Juliette Mogenet refuse à la photographie un statut d’archive ou de reproduction du paysage. Elle déconstruit et reconstruit celui-ci : à l’homogénéité fait place l’éclatement. Elle s’inscrit dans la ligne émise par Greenaway dans  « Meurtre dans un jardin anglais ». Le peintre paysagiste y symbolise un ordre et participe d’une  image de marque. Dans ce film, Mrs Herbert souhaite offrir à son mari douze dessins reproduisant des vues de la demeure et du jardin pour tenter de rassurer son mari quant à son autorité sur la propriété.
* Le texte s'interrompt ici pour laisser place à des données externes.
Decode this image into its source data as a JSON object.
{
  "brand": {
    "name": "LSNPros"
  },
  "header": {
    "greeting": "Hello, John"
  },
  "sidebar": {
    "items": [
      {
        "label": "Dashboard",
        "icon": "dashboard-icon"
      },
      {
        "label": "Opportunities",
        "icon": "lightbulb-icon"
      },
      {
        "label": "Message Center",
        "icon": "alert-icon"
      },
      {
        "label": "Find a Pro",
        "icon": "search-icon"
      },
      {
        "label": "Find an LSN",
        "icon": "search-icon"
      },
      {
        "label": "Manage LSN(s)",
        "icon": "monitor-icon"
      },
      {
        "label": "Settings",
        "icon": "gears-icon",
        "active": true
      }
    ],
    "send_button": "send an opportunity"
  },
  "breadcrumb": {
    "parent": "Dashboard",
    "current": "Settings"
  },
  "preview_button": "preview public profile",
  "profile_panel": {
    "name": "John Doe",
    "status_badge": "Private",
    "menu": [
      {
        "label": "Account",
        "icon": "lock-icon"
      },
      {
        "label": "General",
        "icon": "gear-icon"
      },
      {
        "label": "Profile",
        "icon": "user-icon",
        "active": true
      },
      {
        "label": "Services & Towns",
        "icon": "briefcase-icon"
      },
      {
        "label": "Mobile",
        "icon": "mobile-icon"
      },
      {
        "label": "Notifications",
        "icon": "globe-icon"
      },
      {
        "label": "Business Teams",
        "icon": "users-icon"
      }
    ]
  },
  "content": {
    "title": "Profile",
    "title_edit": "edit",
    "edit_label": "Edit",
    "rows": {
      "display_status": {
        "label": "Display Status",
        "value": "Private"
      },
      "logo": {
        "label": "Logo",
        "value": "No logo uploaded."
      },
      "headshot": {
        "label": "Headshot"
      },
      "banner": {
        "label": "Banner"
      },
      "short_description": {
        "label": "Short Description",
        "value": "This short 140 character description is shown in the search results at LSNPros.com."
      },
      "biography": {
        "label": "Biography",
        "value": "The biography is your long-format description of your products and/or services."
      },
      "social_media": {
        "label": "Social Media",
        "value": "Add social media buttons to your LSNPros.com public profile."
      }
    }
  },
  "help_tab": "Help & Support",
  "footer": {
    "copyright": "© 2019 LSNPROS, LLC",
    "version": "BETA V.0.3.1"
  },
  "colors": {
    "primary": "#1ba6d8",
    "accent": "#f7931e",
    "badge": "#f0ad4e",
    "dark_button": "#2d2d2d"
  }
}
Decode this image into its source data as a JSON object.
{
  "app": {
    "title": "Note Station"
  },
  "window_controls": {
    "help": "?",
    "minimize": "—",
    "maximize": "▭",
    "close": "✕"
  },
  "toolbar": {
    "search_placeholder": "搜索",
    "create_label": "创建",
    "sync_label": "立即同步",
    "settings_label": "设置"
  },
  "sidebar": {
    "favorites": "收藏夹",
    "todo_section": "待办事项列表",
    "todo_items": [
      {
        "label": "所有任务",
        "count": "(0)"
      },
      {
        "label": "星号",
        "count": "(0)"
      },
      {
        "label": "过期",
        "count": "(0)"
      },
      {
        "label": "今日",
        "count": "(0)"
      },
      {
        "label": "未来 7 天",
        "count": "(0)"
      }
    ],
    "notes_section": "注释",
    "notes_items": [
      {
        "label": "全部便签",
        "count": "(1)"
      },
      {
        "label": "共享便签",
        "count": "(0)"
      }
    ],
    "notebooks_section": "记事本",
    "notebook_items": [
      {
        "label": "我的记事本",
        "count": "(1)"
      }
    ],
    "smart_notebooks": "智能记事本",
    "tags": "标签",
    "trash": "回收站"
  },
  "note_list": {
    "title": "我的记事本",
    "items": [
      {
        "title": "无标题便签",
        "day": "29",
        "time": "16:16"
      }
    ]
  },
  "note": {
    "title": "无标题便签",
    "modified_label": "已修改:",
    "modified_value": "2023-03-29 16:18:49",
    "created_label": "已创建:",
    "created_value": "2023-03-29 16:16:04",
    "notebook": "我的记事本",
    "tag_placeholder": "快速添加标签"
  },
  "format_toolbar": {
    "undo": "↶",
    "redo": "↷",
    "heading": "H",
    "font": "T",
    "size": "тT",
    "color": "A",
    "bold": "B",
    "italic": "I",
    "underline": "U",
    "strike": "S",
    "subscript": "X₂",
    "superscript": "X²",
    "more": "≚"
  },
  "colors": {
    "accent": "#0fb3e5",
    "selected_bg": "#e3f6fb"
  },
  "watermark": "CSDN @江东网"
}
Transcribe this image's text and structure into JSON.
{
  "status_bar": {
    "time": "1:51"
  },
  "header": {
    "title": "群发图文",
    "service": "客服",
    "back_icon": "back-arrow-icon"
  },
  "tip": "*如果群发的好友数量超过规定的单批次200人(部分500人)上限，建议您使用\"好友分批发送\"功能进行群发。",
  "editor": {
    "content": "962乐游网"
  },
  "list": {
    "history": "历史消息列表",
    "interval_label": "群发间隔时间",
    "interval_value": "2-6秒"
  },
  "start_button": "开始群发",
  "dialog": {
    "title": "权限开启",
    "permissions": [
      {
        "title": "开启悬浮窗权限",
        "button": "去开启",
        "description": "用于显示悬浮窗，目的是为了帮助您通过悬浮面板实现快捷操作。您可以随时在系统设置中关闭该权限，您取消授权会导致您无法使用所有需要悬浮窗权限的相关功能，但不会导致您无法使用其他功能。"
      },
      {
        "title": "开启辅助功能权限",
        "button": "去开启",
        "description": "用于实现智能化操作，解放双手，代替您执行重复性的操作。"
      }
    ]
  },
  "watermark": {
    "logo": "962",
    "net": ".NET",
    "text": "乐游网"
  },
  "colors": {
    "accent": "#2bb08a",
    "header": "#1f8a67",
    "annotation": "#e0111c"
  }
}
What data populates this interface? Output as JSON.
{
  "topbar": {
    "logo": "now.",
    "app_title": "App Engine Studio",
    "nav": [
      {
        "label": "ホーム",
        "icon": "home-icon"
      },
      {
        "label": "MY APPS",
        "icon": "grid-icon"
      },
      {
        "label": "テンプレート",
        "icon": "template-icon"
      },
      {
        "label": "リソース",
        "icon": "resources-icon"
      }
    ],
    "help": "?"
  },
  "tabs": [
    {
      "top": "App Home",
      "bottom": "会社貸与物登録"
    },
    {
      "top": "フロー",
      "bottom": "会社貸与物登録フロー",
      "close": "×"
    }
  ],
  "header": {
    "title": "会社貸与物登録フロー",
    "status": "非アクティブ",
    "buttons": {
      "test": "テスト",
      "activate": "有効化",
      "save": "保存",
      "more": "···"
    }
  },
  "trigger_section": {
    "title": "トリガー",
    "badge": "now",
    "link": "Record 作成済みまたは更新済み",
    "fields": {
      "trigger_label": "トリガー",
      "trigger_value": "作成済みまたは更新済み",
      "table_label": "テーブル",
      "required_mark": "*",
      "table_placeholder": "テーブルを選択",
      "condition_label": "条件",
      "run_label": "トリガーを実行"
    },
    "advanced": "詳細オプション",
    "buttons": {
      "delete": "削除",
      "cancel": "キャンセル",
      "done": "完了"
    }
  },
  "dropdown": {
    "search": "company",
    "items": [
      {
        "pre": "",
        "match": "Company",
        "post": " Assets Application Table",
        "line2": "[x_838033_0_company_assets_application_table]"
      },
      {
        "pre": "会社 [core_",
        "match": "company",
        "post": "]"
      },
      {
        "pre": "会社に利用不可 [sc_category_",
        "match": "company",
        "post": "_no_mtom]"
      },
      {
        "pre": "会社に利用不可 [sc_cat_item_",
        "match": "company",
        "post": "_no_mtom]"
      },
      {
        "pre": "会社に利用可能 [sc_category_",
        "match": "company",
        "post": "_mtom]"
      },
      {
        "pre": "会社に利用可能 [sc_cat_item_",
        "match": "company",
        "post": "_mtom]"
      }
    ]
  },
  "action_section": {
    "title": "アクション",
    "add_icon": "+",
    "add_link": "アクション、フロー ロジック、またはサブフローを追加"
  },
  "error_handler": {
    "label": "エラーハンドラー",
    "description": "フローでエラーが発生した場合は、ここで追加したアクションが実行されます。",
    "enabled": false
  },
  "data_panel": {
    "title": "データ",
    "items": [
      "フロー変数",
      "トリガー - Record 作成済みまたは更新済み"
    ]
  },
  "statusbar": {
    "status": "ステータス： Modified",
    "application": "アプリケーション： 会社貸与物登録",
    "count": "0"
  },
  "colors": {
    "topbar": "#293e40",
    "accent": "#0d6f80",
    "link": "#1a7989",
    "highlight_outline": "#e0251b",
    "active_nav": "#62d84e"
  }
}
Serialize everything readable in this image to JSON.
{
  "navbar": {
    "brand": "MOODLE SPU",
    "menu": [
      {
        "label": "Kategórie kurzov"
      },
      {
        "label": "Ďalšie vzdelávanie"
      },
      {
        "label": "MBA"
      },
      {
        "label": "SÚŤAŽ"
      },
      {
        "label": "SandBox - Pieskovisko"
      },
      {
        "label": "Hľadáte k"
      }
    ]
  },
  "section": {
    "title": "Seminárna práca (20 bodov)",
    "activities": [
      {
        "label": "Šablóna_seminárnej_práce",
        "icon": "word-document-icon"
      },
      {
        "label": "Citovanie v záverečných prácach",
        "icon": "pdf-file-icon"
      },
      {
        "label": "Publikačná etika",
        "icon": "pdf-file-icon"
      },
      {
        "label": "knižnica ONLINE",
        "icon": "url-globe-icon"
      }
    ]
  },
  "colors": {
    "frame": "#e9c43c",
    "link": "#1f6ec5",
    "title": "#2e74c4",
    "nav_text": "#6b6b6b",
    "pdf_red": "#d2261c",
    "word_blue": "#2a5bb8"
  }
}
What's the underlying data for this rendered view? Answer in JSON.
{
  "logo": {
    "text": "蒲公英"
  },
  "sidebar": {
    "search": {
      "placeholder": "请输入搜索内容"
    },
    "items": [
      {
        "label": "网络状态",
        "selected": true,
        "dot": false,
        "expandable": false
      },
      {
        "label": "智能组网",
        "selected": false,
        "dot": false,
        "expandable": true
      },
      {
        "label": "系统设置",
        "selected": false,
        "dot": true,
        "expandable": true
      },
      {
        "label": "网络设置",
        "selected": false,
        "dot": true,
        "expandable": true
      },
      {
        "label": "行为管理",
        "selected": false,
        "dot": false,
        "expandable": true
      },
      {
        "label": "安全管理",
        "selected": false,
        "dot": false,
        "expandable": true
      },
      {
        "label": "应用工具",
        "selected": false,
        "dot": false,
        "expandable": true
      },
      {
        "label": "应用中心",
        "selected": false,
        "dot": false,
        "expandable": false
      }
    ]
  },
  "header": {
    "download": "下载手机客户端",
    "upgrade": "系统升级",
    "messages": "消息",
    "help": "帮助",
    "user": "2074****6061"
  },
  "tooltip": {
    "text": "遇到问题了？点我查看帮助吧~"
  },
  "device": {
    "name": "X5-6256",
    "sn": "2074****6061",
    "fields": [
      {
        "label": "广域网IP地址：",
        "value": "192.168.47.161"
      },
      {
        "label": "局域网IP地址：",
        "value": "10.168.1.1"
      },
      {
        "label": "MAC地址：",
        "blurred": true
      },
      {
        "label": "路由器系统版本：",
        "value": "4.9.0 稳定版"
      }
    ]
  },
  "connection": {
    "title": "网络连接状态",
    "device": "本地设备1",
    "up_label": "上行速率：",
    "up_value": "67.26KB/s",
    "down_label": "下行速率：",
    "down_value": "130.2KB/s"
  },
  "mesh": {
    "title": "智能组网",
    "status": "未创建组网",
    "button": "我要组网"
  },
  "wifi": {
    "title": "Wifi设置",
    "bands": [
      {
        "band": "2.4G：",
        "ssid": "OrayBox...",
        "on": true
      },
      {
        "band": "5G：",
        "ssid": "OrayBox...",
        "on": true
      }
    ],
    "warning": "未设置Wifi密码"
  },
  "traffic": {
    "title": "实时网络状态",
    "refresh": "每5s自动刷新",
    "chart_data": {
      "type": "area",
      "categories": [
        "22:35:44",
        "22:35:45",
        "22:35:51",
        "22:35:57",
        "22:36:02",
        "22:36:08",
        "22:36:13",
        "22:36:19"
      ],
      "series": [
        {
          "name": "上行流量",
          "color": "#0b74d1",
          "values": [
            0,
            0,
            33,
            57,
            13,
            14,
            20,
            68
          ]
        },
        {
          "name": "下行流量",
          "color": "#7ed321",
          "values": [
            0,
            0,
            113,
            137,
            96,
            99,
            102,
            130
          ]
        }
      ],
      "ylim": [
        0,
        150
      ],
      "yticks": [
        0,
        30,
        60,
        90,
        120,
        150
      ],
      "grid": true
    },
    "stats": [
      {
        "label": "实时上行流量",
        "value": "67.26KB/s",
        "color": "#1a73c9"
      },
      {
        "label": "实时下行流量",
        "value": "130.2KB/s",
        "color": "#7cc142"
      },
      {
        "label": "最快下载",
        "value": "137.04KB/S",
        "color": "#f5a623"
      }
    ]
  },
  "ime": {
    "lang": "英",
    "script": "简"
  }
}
Et Neville (peintre plus paysager que paysagiste) se vante de ne pas seulement « représenter », mais bien plutôt de « reproduire » objectivement  ce qui est, tout ce qui est, rien que ce qui est. 

 

Juliette Mogenet casse un tel art « pictural » puisque la  reproduction tend à nier le regard. La réalité est insaisissable « objectivement » dès que se pose la question du sens de ce qu’on voit, c’est à dire de l’interprétation. Tout regard est regard « sur » : la jeune artiste le prouve. A l'évidence fait place « l’évidemment évidemment » (G. Didi-Huberman). Profondeur et  surface  créent un abîme.  

 

Du  paysage ne demeure que des fragments, des indices. Ils complexifient l’apparence au profit de traces, de morceaux et de signes. Ces énoncés transgressifs ramènent à la question essentielle : « qu’est-ce que le réel ? »  La vision héritée de la Renaissance est renversée par l’incision, la découpe, le pli. L’architecture du  réel est revisitée par la force de l’Imaginaire. Du sombre naissent une lumière sourde  et un paysage mental. Se traverse la « nature » pour atteindre des lieux à la fois proches et lointains. Le réaliste se mêle à la fantasmagorie par hybridations. Elles cassent les frustrations. Peuvent surgir  des phosphorescences mystérieuses où sur les ruines du réel se redessine une architecture admirable.

 

Juliette Mogenet propose la possibilité d’atteindre des environnements sensoriels inédits à travers des mises en scène. Le paysage prend une valeur hypnotique. Il agit sur la perception sans emprunter le détour de la symbolisation. L’artiste préfère jouer d’une « monumentation » particulière entre le flou et le précis, l’indice et la fragmentation selon une dynamique « avènementielle » loin de ce que la peinture et la photographie « classiques » ont proposé.